There’s a newcomer on the cancer treatment scene and it promises to deliver better results than standard x-ray radiation. Proton beam therapy taps energy from positively charged particles (called protons) to destroy cancer cells. In the United States, it was initially used at a physics research laboratory in 1974 and a hospital-based facility in 1990. Tens of thousands of patients have undergone this type of therapy since.
While availability is still largely limited, more medical centers are recognizing the benefits of proton beam therapy. For one, the protons’ energy directly targets the tumor site, with smaller doses to surrounding healthy tissues. Second, doctors are able to increase the dose to the tumor and more effectively prevent it from spreading or growing, all while keeping radiation damage to normal tissues at the minimum. Third, proton therapy is believed to have fewer and less severe side effects (nausea, vomiting, diarrhea and low blood counts) than x-ray radiation. So patients can expect a better quality of life during the course of and after the cancer treatment.
Proton beam therapy can be used on its own or along with x-ray radiation, chemotherapy or surgery. It’s recommended for tumors that have yet to spread and those near critical tissues like the optic nerves.
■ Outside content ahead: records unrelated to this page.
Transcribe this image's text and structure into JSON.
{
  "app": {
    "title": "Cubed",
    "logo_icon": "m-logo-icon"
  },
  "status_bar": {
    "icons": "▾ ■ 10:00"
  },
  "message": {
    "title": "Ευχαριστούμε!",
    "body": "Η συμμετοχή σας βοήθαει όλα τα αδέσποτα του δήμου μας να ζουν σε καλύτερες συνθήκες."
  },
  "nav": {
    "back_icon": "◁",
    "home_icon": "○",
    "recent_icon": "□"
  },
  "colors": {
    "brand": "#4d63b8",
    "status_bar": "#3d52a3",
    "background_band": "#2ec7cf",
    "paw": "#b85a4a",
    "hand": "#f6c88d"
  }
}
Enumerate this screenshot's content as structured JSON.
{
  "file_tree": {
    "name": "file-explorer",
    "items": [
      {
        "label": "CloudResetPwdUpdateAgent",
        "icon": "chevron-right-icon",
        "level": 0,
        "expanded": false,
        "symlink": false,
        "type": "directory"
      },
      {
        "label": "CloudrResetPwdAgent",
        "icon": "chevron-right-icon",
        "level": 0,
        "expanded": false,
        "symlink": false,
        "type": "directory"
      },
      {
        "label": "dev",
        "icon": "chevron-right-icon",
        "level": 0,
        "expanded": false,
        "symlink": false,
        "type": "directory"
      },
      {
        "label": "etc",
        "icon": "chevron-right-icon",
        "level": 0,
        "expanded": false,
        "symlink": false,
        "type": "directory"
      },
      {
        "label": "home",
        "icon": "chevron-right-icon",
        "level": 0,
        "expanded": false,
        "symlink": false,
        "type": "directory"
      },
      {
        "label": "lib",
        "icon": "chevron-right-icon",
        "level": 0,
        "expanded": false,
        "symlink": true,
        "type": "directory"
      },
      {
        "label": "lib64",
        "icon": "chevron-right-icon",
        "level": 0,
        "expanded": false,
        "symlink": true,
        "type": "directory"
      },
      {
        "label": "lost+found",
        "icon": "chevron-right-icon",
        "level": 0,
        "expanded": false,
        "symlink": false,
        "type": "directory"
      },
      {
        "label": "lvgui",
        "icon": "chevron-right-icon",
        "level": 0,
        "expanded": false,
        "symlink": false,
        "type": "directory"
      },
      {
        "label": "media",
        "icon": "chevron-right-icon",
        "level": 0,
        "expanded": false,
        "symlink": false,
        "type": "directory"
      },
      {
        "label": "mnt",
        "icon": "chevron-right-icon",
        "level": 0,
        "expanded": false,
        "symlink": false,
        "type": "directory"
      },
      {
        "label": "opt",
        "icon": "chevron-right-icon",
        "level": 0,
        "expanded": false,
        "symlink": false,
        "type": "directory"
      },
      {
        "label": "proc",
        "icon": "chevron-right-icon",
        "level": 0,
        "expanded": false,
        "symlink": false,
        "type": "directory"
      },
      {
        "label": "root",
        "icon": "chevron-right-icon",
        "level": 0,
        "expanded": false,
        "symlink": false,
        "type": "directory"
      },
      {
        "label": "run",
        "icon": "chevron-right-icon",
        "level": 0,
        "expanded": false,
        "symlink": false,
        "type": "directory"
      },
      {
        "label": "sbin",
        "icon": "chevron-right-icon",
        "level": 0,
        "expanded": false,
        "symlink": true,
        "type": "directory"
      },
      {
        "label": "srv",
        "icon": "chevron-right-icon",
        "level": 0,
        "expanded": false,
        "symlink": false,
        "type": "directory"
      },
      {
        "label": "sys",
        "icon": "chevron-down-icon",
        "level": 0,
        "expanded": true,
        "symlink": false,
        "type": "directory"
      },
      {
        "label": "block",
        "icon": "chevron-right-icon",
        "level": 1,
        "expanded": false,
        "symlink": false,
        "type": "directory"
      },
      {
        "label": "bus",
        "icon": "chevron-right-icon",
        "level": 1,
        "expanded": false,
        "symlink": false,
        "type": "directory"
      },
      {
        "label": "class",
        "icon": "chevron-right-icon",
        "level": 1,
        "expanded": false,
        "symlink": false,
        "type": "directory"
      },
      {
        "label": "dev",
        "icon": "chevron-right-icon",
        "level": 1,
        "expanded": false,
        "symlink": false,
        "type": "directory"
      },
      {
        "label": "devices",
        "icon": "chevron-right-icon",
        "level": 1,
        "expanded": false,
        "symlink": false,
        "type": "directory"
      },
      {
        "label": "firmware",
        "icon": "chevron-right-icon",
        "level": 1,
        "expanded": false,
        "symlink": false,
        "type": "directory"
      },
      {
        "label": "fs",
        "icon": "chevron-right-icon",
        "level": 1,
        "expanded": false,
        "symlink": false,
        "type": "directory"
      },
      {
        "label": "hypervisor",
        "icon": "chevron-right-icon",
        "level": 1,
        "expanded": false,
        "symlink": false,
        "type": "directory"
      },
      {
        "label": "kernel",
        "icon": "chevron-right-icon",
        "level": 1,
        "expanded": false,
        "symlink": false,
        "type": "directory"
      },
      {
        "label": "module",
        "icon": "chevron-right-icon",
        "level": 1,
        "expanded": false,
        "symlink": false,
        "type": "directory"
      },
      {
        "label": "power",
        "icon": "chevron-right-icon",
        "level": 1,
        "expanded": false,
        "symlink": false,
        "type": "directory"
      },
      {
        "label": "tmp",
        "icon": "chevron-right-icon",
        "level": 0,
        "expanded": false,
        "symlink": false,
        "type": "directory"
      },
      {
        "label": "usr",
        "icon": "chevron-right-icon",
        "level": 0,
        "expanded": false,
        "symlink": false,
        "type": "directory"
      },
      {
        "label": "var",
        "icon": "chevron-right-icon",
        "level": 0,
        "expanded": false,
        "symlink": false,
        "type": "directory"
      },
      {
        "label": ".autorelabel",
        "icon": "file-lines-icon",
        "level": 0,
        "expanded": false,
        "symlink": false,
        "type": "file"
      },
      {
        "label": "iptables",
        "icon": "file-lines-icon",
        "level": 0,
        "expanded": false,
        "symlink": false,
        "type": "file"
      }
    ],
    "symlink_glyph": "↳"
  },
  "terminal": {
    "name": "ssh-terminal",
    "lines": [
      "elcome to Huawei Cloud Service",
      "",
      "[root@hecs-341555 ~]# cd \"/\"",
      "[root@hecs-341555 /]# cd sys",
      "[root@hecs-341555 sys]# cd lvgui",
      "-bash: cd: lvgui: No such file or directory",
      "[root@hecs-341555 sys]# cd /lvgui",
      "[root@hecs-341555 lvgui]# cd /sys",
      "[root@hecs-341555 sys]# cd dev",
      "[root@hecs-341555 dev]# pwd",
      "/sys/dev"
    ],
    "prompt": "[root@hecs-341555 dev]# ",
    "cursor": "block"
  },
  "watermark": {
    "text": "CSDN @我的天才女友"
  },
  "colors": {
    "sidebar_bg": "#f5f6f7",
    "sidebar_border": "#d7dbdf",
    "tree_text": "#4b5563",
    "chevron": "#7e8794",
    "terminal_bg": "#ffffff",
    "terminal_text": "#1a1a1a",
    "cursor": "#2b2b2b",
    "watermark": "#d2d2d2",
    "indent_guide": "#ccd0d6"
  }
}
Doctors also find it suitable for children with cancer, as the treatment causes less damage to developing tissues. That includes kids suffering from rare forms of cancers such as those of the brain and spinal cord and of the eye (e.g., orbital rhabdomyosarcoma and retinoblastoma).
So far, proton therapy has been utilized in cases of tumors affecting the central nervous system, and eye, esophageal, head, neck, lung, liver, prostate and rectal cancers. Research into its potential use in other types of cancer is ongoing.